Surely there’s a cautionary tale here about taking for granted our complex technologies — the shuttle, or more mundanely, the Internet or nuclear power. But before we rush to a Luddite’s conclusion, it’s important to see that this isn’t just about technology. It’s a general fact about complexity, and not just a particular problem for complicated mechanisms that we might build. Nearly every moment of our everyday lives rests on such delicate, not-quite catastrophes.
Consider natural systems, like the human body. It’s part of the nature of complex interdependent biology that different jobs are done by different tiny parts of the system, and that those parts can be vulnerable to small problems, which can then amplify into large ones. The delicate subtlety required for the normal functioning of cells is also what makes them vulnerable to viruses.
In fact, it’s in our natural world where the delicate balances are often the most difficult to grasp — for example, understanding the fragile balance of normal cellular life and growth that straddles the catastrophe of cellular death on one hand and uncontrolled cancerous cellular multiplication on the other. In the end, we can’t really avoid these delicate and sometimes-catastrophic balancing acts, although we can, sometimes, manage and minimize them. And technology is sometimes the route to minimizing those catastrophes in both occurrence and consequence, as in much of modern medicine.
Our lives, and not just those of the shuttle crew, are often balanced on such chaos, as in the line between normal cell growth and cancer. We can’t avoid all this by pulling back from technology. It assaults us all the time, even in our mundane lives. We’re perched on precarious bits of marginally stable chaos that are surrounded by catastrophe — like a house of cards, cells and cancer, the working of the brakes on the truck behind us and so on. The fragility of our lives and world might be managed, but never eliminated.

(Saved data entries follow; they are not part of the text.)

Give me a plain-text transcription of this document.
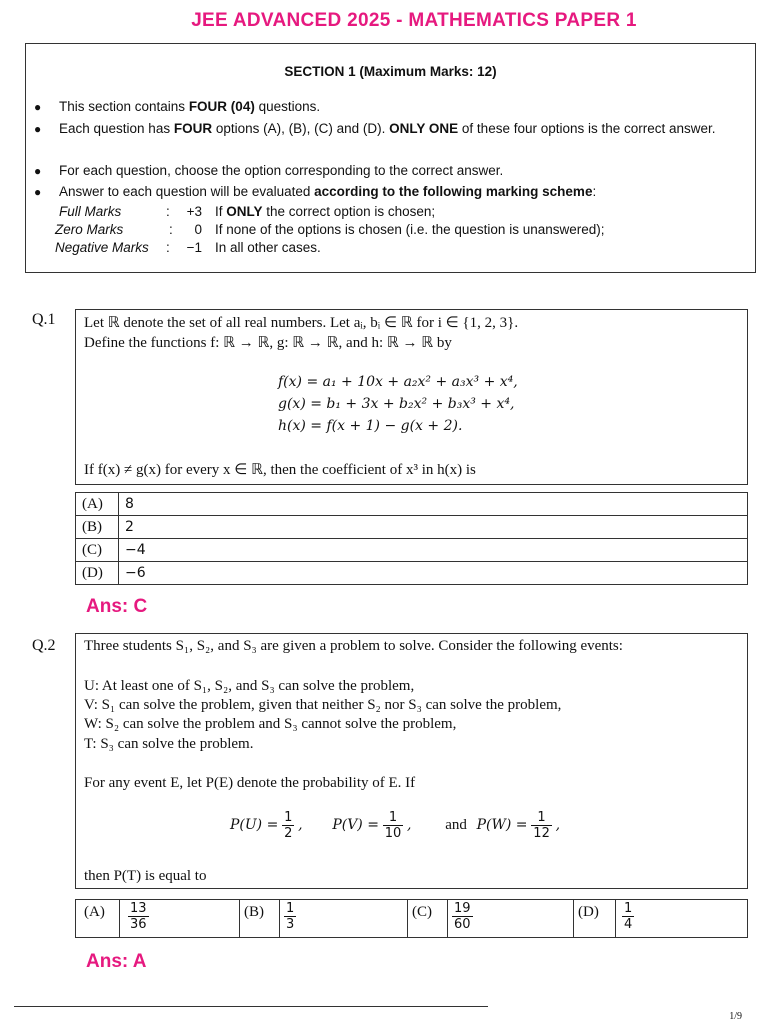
JEE ADVANCED 2025 - MATHEMATICS PAPER 1
SECTION 1 (Maximum Marks: 12)
● This section contains FOUR (04) questions.
● Each question has FOUR options (A), (B), (C) and (D). ONLY ONE of these four options is the correct answer.
● For each question, choose the option corresponding to the correct answer.
● Answer to each question will be evaluated according to the following marking scheme:
Full Marks	:	+3 If ONLY the correct option is chosen;
Zero Marks	:	0 If none of the options is chosen (i.e. the question is unanswered);
Negative Marks :	−1 In all other cases.
Q.1 Let ℝ denote the set of all real numbers. Let aᵢ, bᵢ ∈ ℝ for i ∈ {1, 2, 3}.
Define the functions f: ℝ → ℝ, g: ℝ → ℝ, and h: ℝ → ℝ by
f(x) = a₁ + 10x + a₂x² + a₃x³ + x⁴,
g(x) = b₁ + 3x + b₂x² + b₃x³ + x⁴,
h(x) = f(x + 1) − g(x + 2).
If f(x) ≠ g(x) for every x ∈ ℝ, then the coefficient of x³ in h(x) is
(A)	8
(B)	2
(C)	−4
(D)	−6
Ans: C
Q.2 Three students S₁, S₂, and S₃ are given a problem to solve. Consider the following events:
U: At least one of S₁, S₂, and S₃ can solve the problem,
V: S₁ can solve the problem, given that neither S₂ nor S₃ can solve the problem,
W: S₂ can solve the problem and S₃ cannot solve the problem,
T: S₃ can solve the problem.
For any event E, let P(E) denote the probability of E. If
$P(U) = \frac{1}{2}$ , $P(V) = \frac{1}{10}$ , and $P(W) = \frac{1}{12}$ ,
then P(T) is equal to
(A)	$\frac{13}{36}$	(B)	$\frac{1}{3}$	(C)	$\frac{19}{60}$	(D)	$\frac{1}{4}$
Ans: A
1/9
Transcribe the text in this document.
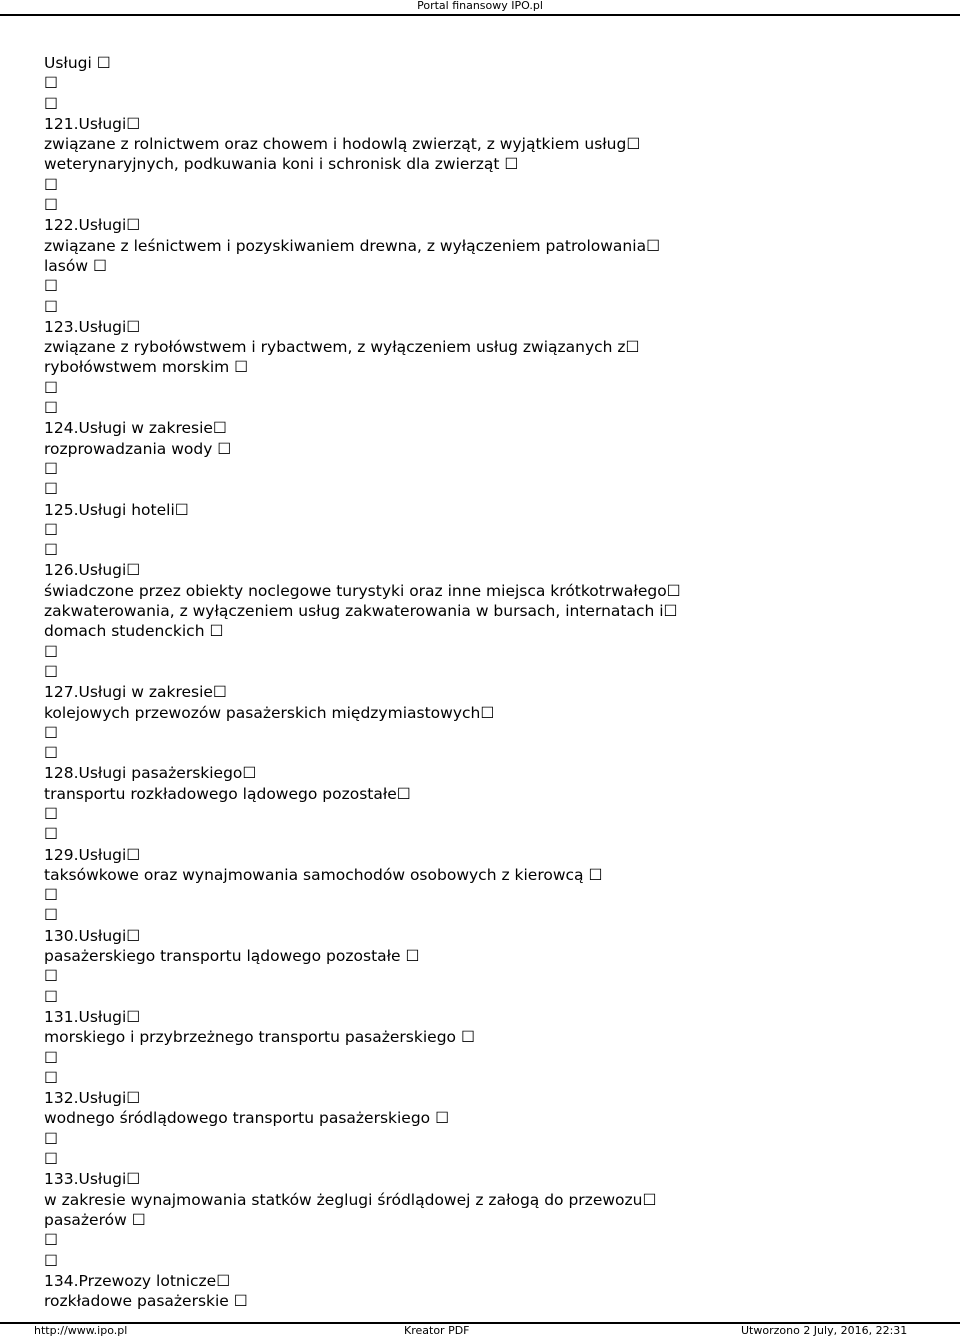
Portal finansowy IPO.pl
Usługi ☐
☐
☐
121.Usługi☐
związane z rolnictwem oraz chowem i hodowlą zwierząt, z wyjątkiem usług☐
weterynaryjnych, podkuwania koni i schronisk dla zwierząt ☐
☐
☐
122.Usługi☐
związane z leśnictwem i pozyskiwaniem drewna, z wyłączeniem patrolowania☐
lasów ☐
☐
☐
123.Usługi☐
związane z rybołówstwem i rybactwem, z wyłączeniem usług związanych z☐
rybołówstwem morskim ☐
☐
☐
124.Usługi w zakresie☐
rozprowadzania wody ☐
☐
☐
125.Usługi hoteli☐
☐
☐
126.Usługi☐
świadczone przez obiekty noclegowe turystyki oraz inne miejsca krótkotrwałego☐
zakwaterowania, z wyłączeniem usług zakwaterowania w bursach, internatach i☐
domach studenckich ☐
☐
☐
127.Usługi w zakresie☐
kolejowych przewozów pasażerskich międzymiastowych☐
☐
☐
128.Usługi pasażerskiego☐
transportu rozkładowego lądowego pozostałe☐
☐
☐
129.Usługi☐
taksówkowe oraz wynajmowania samochodów osobowych z kierowcą ☐
☐
☐
130.Usługi☐
pasażerskiego transportu lądowego pozostałe ☐
☐
☐
131.Usługi☐
morskiego i przybrzeżnego transportu pasażerskiego ☐
☐
☐
132.Usługi☐
wodnego śródlądowego transportu pasażerskiego ☐
☐
☐
133.Usługi☐
w zakresie wynajmowania statków żeglugi śródlądowej z załogą do przewozu☐
pasażerów ☐
☐
☐
134.Przewozy lotnicze☐
rozkładowe pasażerskie ☐
http://www.ipo.pl	Kreator PDF	Utworzono 2 July, 2016, 22:31
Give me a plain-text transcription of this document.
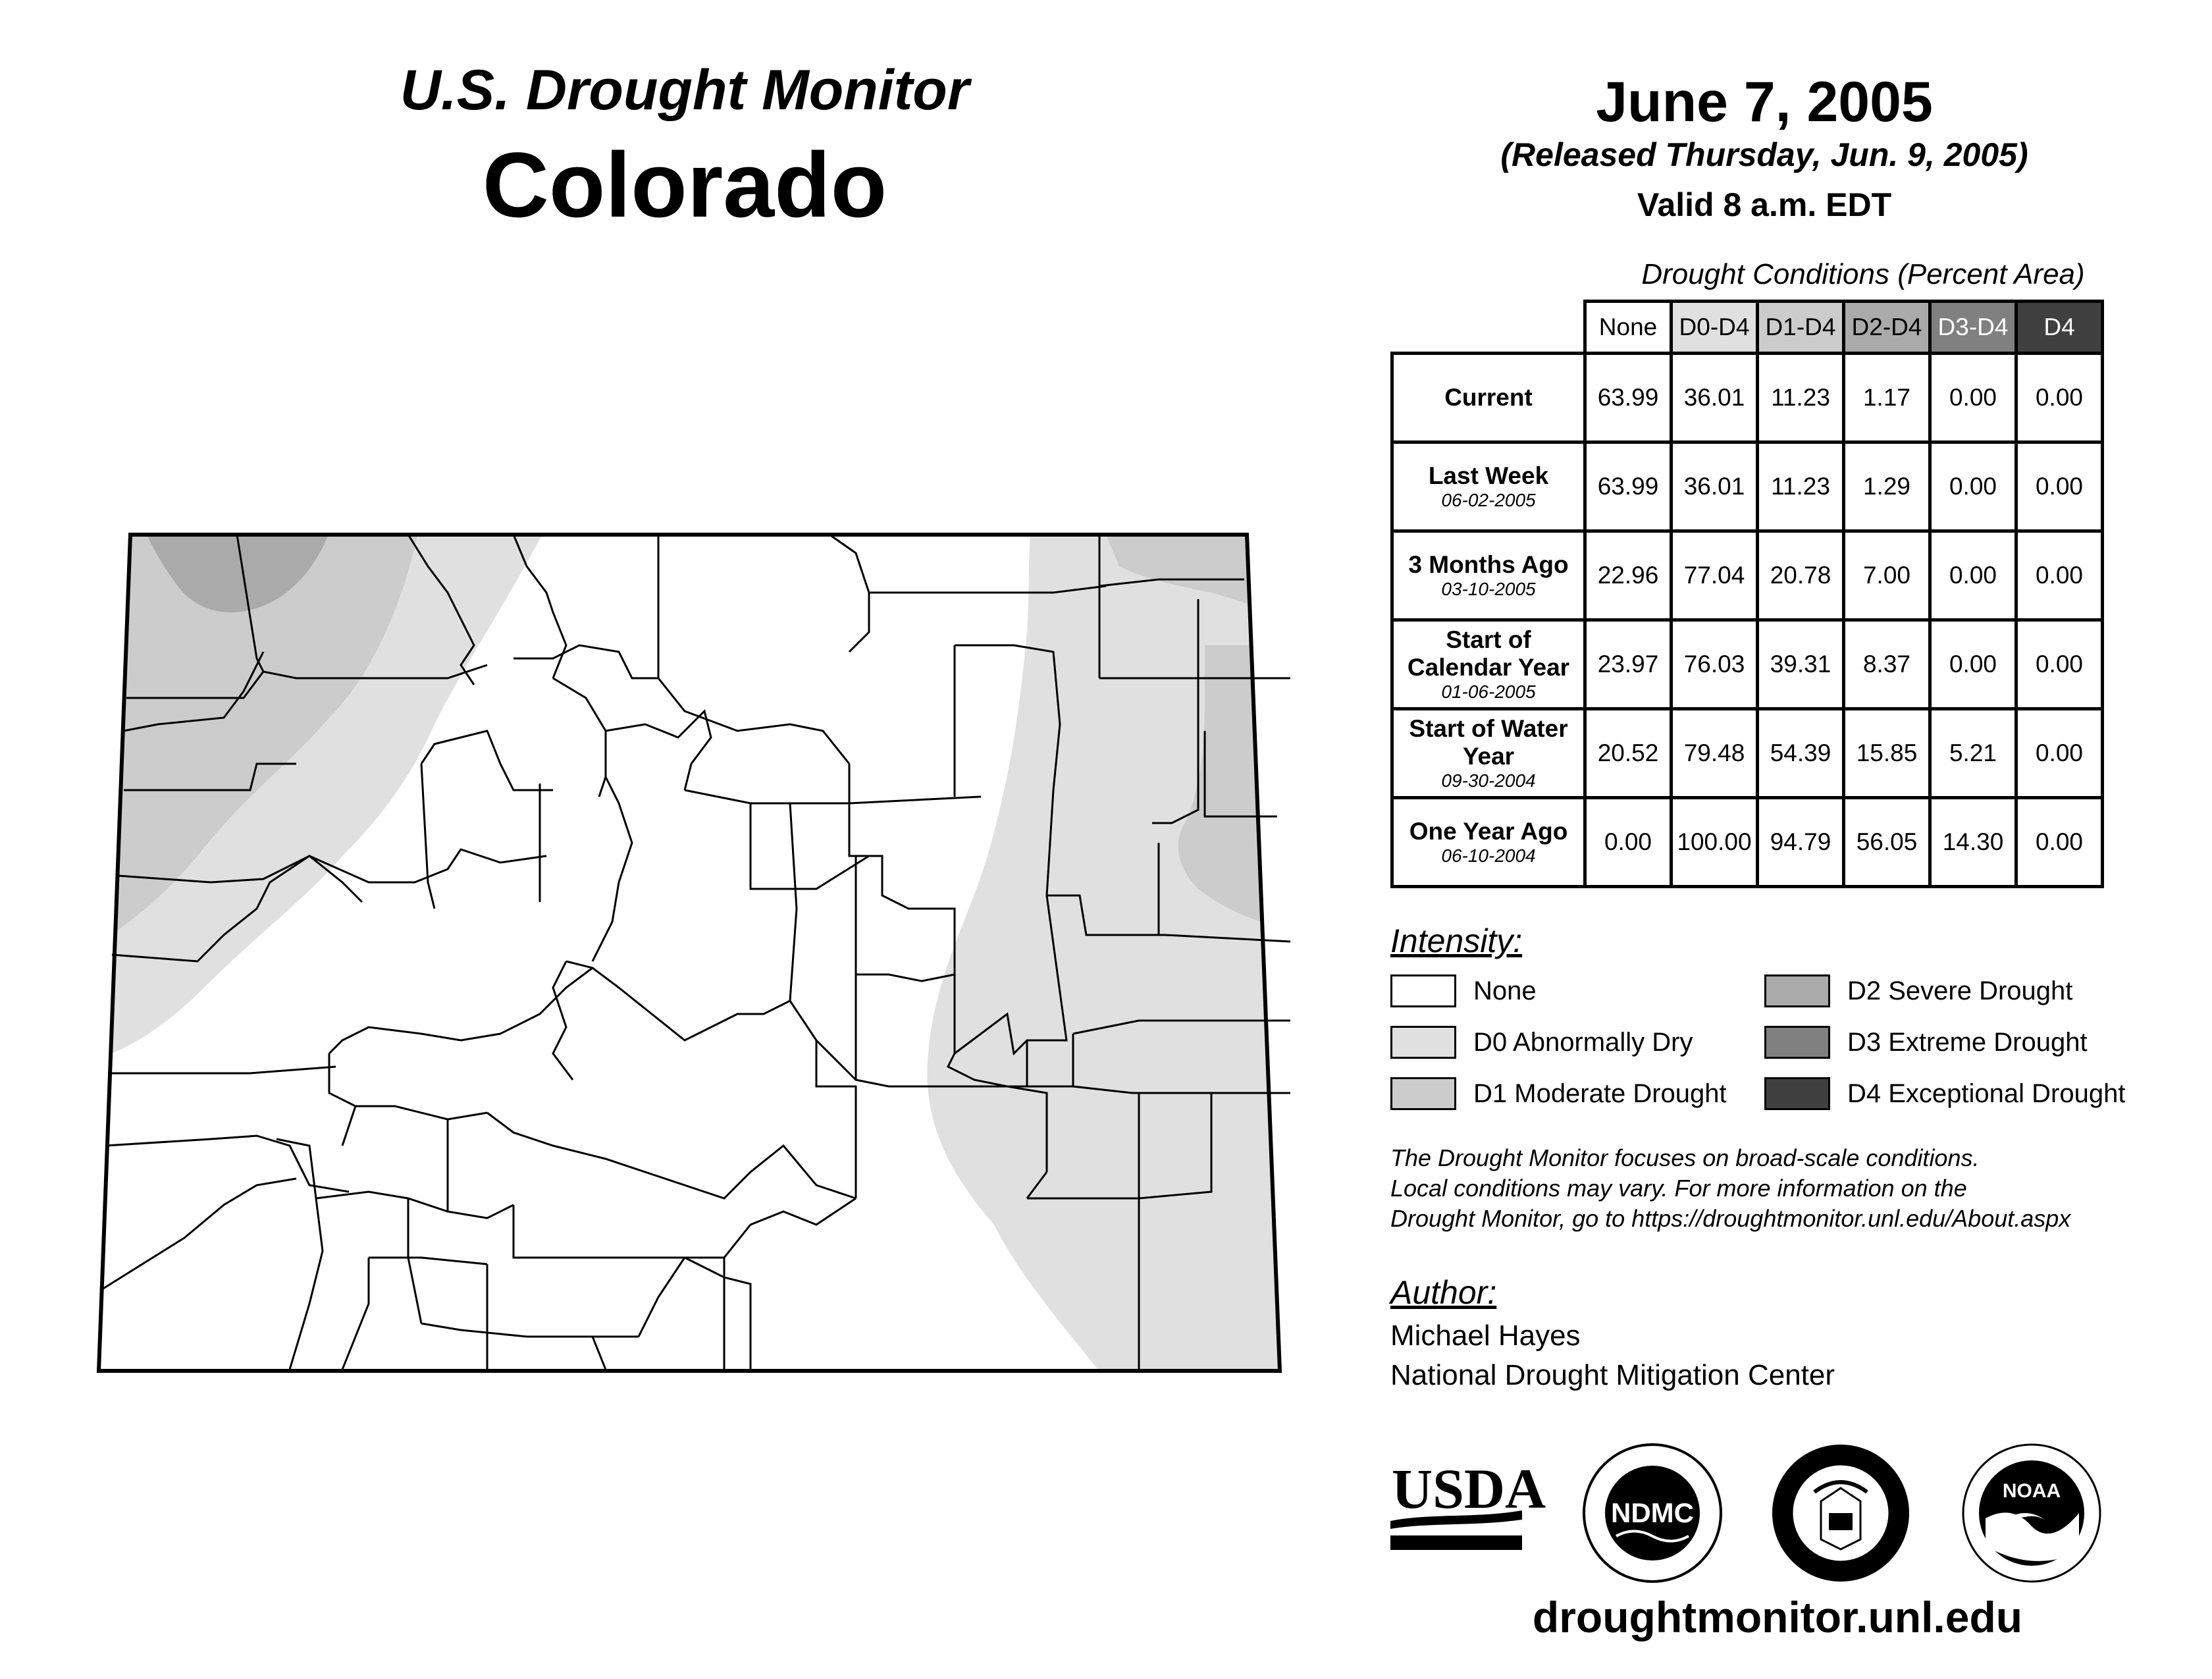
U.S. Drought Monitor
Colorado
June 7, 2005
(Released Thursday, Jun. 9, 2005)
Valid 8 a.m. EDT
Drought Conditions (Percent Area)
	None	D0-D4	D1-D4	D2-D4	D3-D4	D4
Current	63.99	36.01	11.23	1.17	0.00	0.00
Last Week
06-02-2005	63.99	36.01	11.23	1.29	0.00	0.00
3 Months Ago
03-10-2005	22.96	77.04	20.78	7.00	0.00	0.00
Start of Calendar Year
01-06-2005	23.97	76.03	39.31	8.37	0.00	0.00
Start of Water Year
09-30-2004	20.52	79.48	54.39	15.85	5.21	0.00
One Year Ago
06-10-2004	0.00	100.00	94.79	56.05	14.30	0.00
Intensity:
None
D0 Abnormally Dry
D1 Moderate Drought
D2 Severe Drought
D3 Extreme Drought
D4 Exceptional Drought
The Drought Monitor focuses on broad-scale conditions.
Local conditions may vary. For more information on the
Drought Monitor, go to https://droughtmonitor.unl.edu/About.aspx
Author:
Michael Hayes
National Drought Mitigation Center
USDA NDMC
NOAA
droughtmonitor.unl.edu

When we extend our reach, as with the space program, the uncertainties and complexities multiply, and the fragility of it all comes to the surface again. And whatever concrete explanation we may find in the months to come, we should not make the mistake of thinking we have made this activity completely safe. Let us not forget again, as we did before the Challenger in 1986 and perhaps had begun to do again, that the people who go up are test pilots, shouldering the risks for the rest of us in the worthwhile quest to expand the frontiers of knowledge.